Fricatives: f, s, h, β

Nasals: m, n, ŋ

Lateral and trill: l, r

Semi-vowels: j


Vowels

i, e, a, ǝ, o, u

Grammar

Referencearrow.png Main Article: Grammar of Kaupelanese


Dialects

Ethno-linguistic map of Kaupelan

Below, a brief description of the major variants of the Standard Kaupelanese, or the dialect Kauta, that is spoken mostly in the south of Kiwangar, southeast of Wisanu and northwest of Nilau.


Haimarata

The dialect spoken in the north of Kiwangar is the closest to the standard form of the language.

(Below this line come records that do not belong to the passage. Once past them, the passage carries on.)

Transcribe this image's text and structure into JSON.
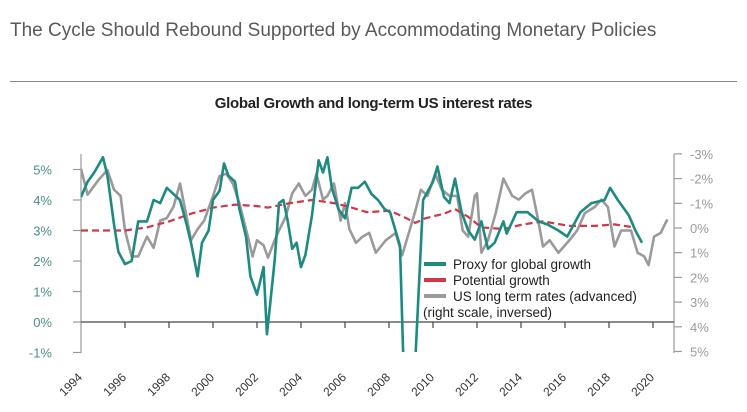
{
  "header": {
    "title": "The Cycle Should Rebound Supported by Accommodating Monetary Policies"
  },
  "chart_data": {
    "type": "line",
    "title": "Global Growth and long-term US interest rates",
    "xlim": [
      1994,
      2021
    ],
    "x_ticks": [
      "1994",
      "1996",
      "1998",
      "2000",
      "2002",
      "2004",
      "2006",
      "2008",
      "2010",
      "2012",
      "2014",
      "2016",
      "2018",
      "2020"
    ],
    "left_axis": {
      "ylim": [
        -1,
        5
      ],
      "tick_labels": [
        "5%",
        "4%",
        "3%",
        "2%",
        "1%",
        "0%",
        "-1%"
      ],
      "color": "#4a8f8c"
    },
    "right_axis": {
      "ylim": [
        -3,
        5
      ],
      "inverted": true,
      "tick_labels": [
        "-3%",
        "-2%",
        "-1%",
        "0%",
        "1%",
        "2%",
        "3%",
        "4%",
        "5%"
      ],
      "color": "#9a9a9a"
    },
    "legend": {
      "placement": "center-right",
      "note": "(right scale, inversed)"
    },
    "series": [
      {
        "name": "Proxy for global growth",
        "axis": "left",
        "color": "#1f8a80",
        "x": [
          1994.0,
          1994.3,
          1994.6,
          1995.0,
          1995.2,
          1995.5,
          1995.7,
          1996.0,
          1996.3,
          1996.6,
          1997.0,
          1997.3,
          1997.6,
          1997.9,
          1998.2,
          1998.5,
          1998.8,
          1999.0,
          1999.3,
          1999.5,
          1999.8,
          2000.0,
          2000.3,
          2000.5,
          2000.7,
          2001.0,
          2001.2,
          2001.5,
          2001.7,
          2002.0,
          2002.3,
          2002.45,
          2002.6,
          2002.8,
          2003.0,
          2003.2,
          2003.4,
          2003.6,
          2003.8,
          2004.0,
          2004.2,
          2004.5,
          2004.8,
          2005.0,
          2005.2,
          2005.4,
          2005.7,
          2006.0,
          2006.3,
          2006.6,
          2006.9,
          2007.2,
          2007.5,
          2007.8,
          2008.05,
          2008.5,
          2008.65,
          2009.2,
          2009.55,
          2010.0,
          2010.2,
          2010.5,
          2010.75,
          2011.0,
          2011.3,
          2011.6,
          2011.9,
          2012.2,
          2012.5,
          2012.8,
          2013.2,
          2013.35,
          2013.8,
          2014.3,
          2014.8,
          2015.2,
          2015.7,
          2016.1,
          2016.7,
          2017.2,
          2017.8,
          2018.05,
          2018.4,
          2018.9,
          2019.2,
          2019.5
        ],
        "values": [
          4.1,
          4.6,
          4.9,
          5.4,
          4.8,
          3.2,
          2.3,
          1.9,
          2.0,
          3.3,
          3.3,
          4.0,
          3.9,
          4.4,
          4.2,
          4.0,
          3.2,
          2.6,
          1.5,
          2.6,
          3.0,
          4.0,
          4.3,
          5.2,
          4.8,
          4.6,
          3.7,
          2.8,
          1.5,
          0.9,
          1.8,
          -0.4,
          0.6,
          2.0,
          3.9,
          4.0,
          3.3,
          2.4,
          2.6,
          1.8,
          2.2,
          3.5,
          5.3,
          4.9,
          5.4,
          4.4,
          3.7,
          3.4,
          4.4,
          4.4,
          4.6,
          4.2,
          4.0,
          3.7,
          3.6,
          2.5,
          -1.2,
          -1.2,
          4.0,
          4.6,
          5.1,
          4.1,
          3.9,
          4.7,
          3.6,
          3.0,
          2.7,
          3.3,
          2.4,
          2.6,
          3.3,
          2.9,
          3.6,
          3.6,
          3.3,
          3.2,
          3.0,
          2.8,
          3.6,
          3.9,
          4.0,
          4.4,
          4.0,
          3.5,
          3.0,
          2.6
        ]
      },
      {
        "name": "Potential growth",
        "axis": "left",
        "color": "#d0374a",
        "x": [
          1994,
          1996,
          1997,
          1998,
          1999,
          2000,
          2001,
          2002,
          2002.5,
          2003.5,
          2004.5,
          2005.5,
          2006.3,
          2007,
          2008.05,
          2008.8,
          2009.2,
          2009.65,
          2010.5,
          2011,
          2011.6,
          2012.2,
          2013.2,
          2014.1,
          2015,
          2016.2,
          2017.35,
          2018.25,
          2019.15
        ],
        "values": [
          3.0,
          3.0,
          3.1,
          3.3,
          3.55,
          3.75,
          3.85,
          3.8,
          3.75,
          3.9,
          4.0,
          3.9,
          3.75,
          3.6,
          3.65,
          3.4,
          3.25,
          3.4,
          3.55,
          3.7,
          3.45,
          3.1,
          3.05,
          3.2,
          3.3,
          3.15,
          3.15,
          3.2,
          3.1
        ]
      },
      {
        "name": "US long term rates (advanced)",
        "axis": "right",
        "color": "#9a9a9a",
        "x": [
          1994.0,
          1994.3,
          1994.8,
          1995.2,
          1995.5,
          1995.8,
          1996.0,
          1996.3,
          1996.6,
          1997.0,
          1997.3,
          1997.6,
          1997.9,
          1998.2,
          1998.5,
          1998.8,
          1999.0,
          1999.3,
          1999.6,
          2000.0,
          2000.3,
          2000.6,
          2000.9,
          2001.2,
          2001.5,
          2001.8,
          2002.0,
          2002.3,
          2002.5,
          2002.8,
          2003.0,
          2003.3,
          2003.6,
          2003.9,
          2004.2,
          2004.5,
          2004.7,
          2005.0,
          2005.2,
          2005.5,
          2005.8,
          2006.0,
          2006.2,
          2006.5,
          2006.8,
          2007.1,
          2007.4,
          2007.85,
          2008.3,
          2008.6,
          2008.9,
          2009.2,
          2009.45,
          2009.75,
          2010.1,
          2010.4,
          2010.75,
          2011.1,
          2011.35,
          2011.6,
          2011.9,
          2012.0,
          2012.2,
          2012.5,
          2012.85,
          2013.2,
          2013.6,
          2013.9,
          2014.2,
          2014.5,
          2014.75,
          2015.0,
          2015.3,
          2015.7,
          2016.2,
          2016.55,
          2016.9,
          2017.35,
          2017.65,
          2017.95,
          2018.25,
          2018.55,
          2019.0,
          2019.3,
          2019.6,
          2019.8,
          2020.05,
          2020.35,
          2020.65
        ],
        "values": [
          -2.4,
          -1.35,
          -1.95,
          -2.35,
          -1.55,
          -1.3,
          0.1,
          1.15,
          1.15,
          0.35,
          0.8,
          -0.3,
          -0.4,
          -0.85,
          -1.8,
          -0.45,
          0.5,
          0.05,
          -0.3,
          -1.3,
          -2.1,
          -2.2,
          -1.8,
          -1.0,
          0.05,
          1.15,
          0.5,
          0.7,
          1.2,
          0.5,
          0.1,
          -0.45,
          -1.4,
          -1.8,
          -1.3,
          -1.55,
          -2.2,
          -1.15,
          -1.3,
          -1.8,
          -0.3,
          -1.0,
          0.05,
          0.6,
          0.35,
          0.2,
          1.0,
          0.5,
          0.2,
          1.1,
          0.2,
          -0.7,
          -1.55,
          -1.3,
          -2.2,
          -1.55,
          -1.3,
          -1.3,
          0.1,
          0.35,
          -1.3,
          -1.4,
          1.0,
          0.5,
          -0.6,
          -2.0,
          -1.3,
          -1.15,
          -1.4,
          -1.55,
          -0.45,
          0.75,
          0.5,
          1.0,
          0.5,
          0.1,
          -0.6,
          -0.85,
          -1.15,
          -0.85,
          0.75,
          0.1,
          0.1,
          1.0,
          1.15,
          1.5,
          0.35,
          0.2,
          -0.35
        ]
      }
    ]
  }
}
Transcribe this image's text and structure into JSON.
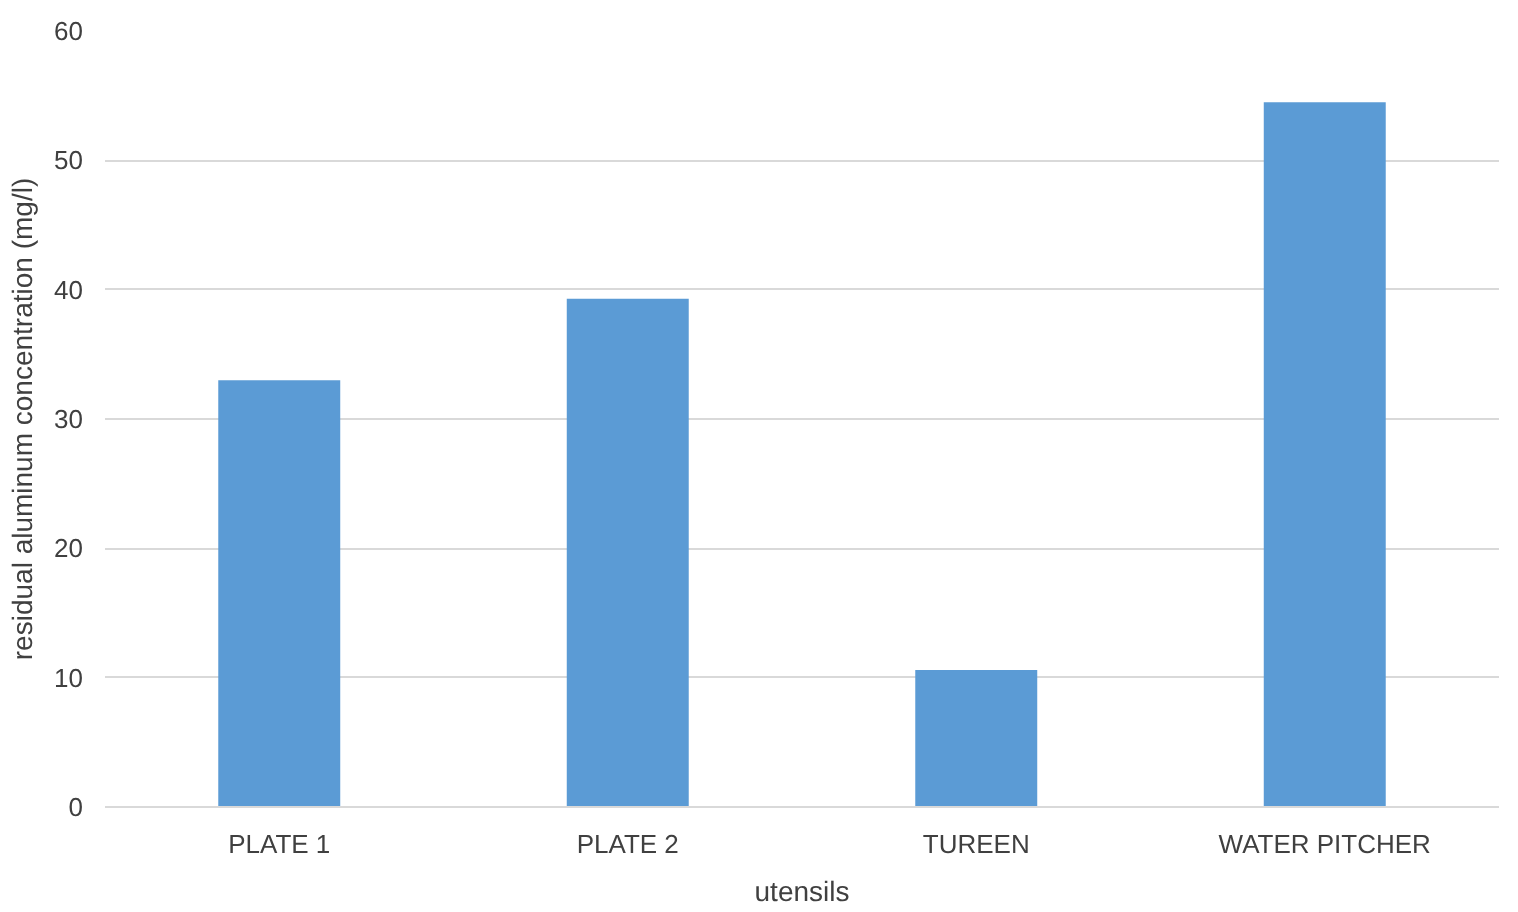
{
  "chart_data": {
    "type": "bar",
    "xlabel": "utensils",
    "ylabel": "residual aluminum concentration (mg/l)",
    "categories": [
      "PLATE 1",
      "PLATE 2",
      "TUREEN",
      "WATER PITCHER"
    ],
    "values": [
      33.0,
      39.3,
      10.6,
      54.5
    ],
    "color": "#5b9bd5",
    "ylim": [
      0,
      60
    ],
    "yticks": [
      0,
      10,
      20,
      30,
      40,
      50,
      60
    ],
    "grid": "y"
  }
}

Main phonetic differences are the change of trilled r into a brief r (almost d); of j into s. The cluster wi of Old and Middle Kaupelanese becomes u in Haimarata. Lexically, it kept some archaisms from Old Kaupelanese and received more influence from Malay, Arabic and Belahu, an ancient language spoken in the north until 1400, as well as it was less influenced by Portuguese and English. The verbs in Haimarata are conjugated as in Kauta.


Wisanyo

Spoken in the west of Wisanu, the dialect is phonetically very different of Kaupelanese. It has the gutural r, like French, the glotal stop ʔ, the diphthong èu, the long vowels èè and aa. Its vocabulary was influenced mostly by western dialect of Old Waimahui and by Waimahui itself..Grammatically it is similar to the official language, keeping some characteristics from Old Kaupelanese.


Palayanga

The vocabulary of Palayanga, spoken in Nilau, had strong influence of the aboriginal languages Suduk and Moinate and from the extinct language Camwadulan, spoken in the north of the island. Phonetically it has the c (like English ch) and the long open vowels éé and óó. Grammatically it is similar to the official language.


Terong

The dialect Terong is spoken mostly in the islands Narik, Sutumai and Dodo in the archipelago of Terong. It was influenced by Portuguese and by the aboriginal languages of the region. Phonetically it has the closed diphthong ei, the long closed vowel oo, and the initial nasal phonemes mp and nt, and glotal stop ʔ.